History
of
Muscatine County Iowa
1911




Source: History of Muscatine County Iowa, Volume I, 1911, pages 407-408

MEN WERE TRAINED.

I should fail to do justice to Messrs. Joseph A. Greene, George C. Stone, Joseph Richardson, Thomas M. Isett and William C. Brewster did I not repeat the names of other bankers whom these men trained, many of whom went out into other and some to larger fields. Howard M. Holden became cashier of the First National Bank at Washington, Iowa, and later president of the First National Bank of Kansas City, Missouri; William H. Hubbard became cashier of the First National Bank of Iowa City; John Kerr, head of the firm of Kerr & Company, and president of the First National Bank of Leavenworth, Kansas; Joseph B. Cass, of the firm of O. D. Cass & Company, of Denver; John Farnsworth, of Kimbell & Farnsworth, at Cresco, Iowa; Shepard Farnsworth became cashier of the First National Bank of Council Bluffs; and Henry B. Cragin, who became a large and successful merchant of Chicago.

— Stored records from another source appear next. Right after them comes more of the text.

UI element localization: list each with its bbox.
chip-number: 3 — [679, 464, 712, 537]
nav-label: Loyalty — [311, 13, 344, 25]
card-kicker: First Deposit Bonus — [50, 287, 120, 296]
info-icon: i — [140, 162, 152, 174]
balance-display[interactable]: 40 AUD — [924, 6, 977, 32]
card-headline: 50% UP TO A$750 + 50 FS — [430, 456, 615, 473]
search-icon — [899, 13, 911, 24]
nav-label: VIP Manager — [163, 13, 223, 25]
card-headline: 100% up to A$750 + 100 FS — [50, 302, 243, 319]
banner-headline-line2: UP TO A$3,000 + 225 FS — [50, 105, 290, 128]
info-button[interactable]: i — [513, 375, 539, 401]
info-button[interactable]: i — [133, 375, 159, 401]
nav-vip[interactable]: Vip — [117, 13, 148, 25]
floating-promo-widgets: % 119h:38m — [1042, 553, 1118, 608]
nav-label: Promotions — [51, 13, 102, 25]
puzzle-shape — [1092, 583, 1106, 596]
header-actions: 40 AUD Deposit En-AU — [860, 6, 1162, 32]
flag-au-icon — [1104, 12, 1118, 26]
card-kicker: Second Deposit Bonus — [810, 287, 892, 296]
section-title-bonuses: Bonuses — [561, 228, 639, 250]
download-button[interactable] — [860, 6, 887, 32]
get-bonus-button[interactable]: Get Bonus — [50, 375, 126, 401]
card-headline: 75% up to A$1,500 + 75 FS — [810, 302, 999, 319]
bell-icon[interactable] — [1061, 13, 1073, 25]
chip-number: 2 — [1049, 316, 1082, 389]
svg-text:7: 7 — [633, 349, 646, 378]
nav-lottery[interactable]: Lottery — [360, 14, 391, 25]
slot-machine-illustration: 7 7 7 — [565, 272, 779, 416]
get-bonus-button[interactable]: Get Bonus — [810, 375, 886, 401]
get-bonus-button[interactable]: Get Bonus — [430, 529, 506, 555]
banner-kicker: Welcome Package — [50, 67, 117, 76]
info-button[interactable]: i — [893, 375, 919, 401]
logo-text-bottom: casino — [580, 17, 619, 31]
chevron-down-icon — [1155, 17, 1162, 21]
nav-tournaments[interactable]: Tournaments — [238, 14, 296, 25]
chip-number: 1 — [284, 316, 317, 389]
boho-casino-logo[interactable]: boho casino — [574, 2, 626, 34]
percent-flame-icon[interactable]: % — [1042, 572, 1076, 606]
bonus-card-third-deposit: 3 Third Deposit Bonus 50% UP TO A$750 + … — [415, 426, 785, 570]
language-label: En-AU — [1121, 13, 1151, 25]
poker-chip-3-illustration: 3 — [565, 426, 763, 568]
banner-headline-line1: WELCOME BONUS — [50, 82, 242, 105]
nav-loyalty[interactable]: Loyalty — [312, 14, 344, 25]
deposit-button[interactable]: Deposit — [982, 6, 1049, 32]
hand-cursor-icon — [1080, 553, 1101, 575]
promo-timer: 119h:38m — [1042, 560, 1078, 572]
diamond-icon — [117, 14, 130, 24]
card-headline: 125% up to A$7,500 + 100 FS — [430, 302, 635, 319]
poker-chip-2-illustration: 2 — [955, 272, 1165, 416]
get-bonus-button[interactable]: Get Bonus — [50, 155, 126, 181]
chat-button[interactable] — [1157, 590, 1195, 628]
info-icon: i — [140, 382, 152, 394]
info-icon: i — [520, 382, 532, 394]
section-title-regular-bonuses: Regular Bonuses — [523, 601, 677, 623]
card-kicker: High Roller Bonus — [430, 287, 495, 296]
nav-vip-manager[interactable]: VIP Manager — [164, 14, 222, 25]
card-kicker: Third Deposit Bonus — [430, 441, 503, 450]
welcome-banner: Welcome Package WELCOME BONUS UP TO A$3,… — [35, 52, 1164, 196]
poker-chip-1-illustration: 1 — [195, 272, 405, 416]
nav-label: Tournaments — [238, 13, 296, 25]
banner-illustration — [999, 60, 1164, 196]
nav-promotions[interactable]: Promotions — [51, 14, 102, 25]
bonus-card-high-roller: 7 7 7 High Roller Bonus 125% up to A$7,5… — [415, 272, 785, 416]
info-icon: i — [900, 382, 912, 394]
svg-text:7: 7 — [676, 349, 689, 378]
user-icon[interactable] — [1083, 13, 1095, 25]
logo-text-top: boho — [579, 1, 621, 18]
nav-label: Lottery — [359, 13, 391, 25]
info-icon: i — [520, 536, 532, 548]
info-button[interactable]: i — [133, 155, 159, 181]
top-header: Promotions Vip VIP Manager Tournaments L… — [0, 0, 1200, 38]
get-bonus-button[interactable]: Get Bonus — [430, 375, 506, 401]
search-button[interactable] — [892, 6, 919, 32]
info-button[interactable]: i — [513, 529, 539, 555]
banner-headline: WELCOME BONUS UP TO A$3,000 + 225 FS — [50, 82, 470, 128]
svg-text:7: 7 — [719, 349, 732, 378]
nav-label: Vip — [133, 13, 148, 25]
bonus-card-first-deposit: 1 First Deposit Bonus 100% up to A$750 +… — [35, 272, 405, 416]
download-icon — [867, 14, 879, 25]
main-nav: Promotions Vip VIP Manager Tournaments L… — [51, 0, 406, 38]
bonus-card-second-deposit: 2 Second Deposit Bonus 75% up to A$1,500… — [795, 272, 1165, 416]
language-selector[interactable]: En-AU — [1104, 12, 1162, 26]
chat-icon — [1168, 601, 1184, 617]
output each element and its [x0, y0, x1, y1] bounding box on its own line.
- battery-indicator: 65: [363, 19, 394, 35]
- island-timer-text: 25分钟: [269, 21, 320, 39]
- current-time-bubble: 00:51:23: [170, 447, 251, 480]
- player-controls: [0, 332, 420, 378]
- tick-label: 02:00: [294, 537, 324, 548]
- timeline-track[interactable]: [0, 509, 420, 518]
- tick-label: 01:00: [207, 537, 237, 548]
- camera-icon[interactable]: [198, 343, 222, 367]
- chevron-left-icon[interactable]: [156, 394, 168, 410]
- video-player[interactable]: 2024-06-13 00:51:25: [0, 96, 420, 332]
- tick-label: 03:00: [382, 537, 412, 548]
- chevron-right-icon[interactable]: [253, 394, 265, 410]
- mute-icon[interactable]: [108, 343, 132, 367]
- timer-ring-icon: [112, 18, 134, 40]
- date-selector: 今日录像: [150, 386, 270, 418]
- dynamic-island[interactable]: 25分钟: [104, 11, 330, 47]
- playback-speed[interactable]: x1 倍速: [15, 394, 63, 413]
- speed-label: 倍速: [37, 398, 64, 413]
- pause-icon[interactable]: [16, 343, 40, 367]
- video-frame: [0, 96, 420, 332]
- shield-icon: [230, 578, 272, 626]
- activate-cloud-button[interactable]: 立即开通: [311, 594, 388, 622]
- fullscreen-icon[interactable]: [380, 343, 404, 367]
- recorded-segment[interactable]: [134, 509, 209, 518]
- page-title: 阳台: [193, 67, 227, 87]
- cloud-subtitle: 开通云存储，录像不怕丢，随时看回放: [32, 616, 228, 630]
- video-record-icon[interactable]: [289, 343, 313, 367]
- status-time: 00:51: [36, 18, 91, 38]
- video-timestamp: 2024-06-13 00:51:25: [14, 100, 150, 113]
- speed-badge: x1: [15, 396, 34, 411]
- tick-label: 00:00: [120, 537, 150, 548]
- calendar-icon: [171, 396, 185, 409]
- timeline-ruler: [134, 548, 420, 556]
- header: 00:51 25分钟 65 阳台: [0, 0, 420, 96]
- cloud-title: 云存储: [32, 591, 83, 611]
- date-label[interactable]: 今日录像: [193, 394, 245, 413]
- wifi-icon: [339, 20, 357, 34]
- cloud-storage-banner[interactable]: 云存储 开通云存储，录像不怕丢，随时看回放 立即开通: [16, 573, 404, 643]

I became cashier of the Muscatine National Bank in January, 1869, and in November, 1879, president of the Merchants' National Bank of Kansas City. Associated with me at the time I enlisted the Muscatine branch of the State Bank was Charles A. Eggert, who became professor of modern languages in the State University of Iowa.

Among those who served with me were the late Jacob Negley, who became cashier of a bank in Pittsburg, and the late Alfred B. Brown, one of the soundest and best of men. Of the boys who began their careers in the bank are Willard R. Greene, son of Joseph A. Greene, the pioneer banker of the city, and Frank Jackson.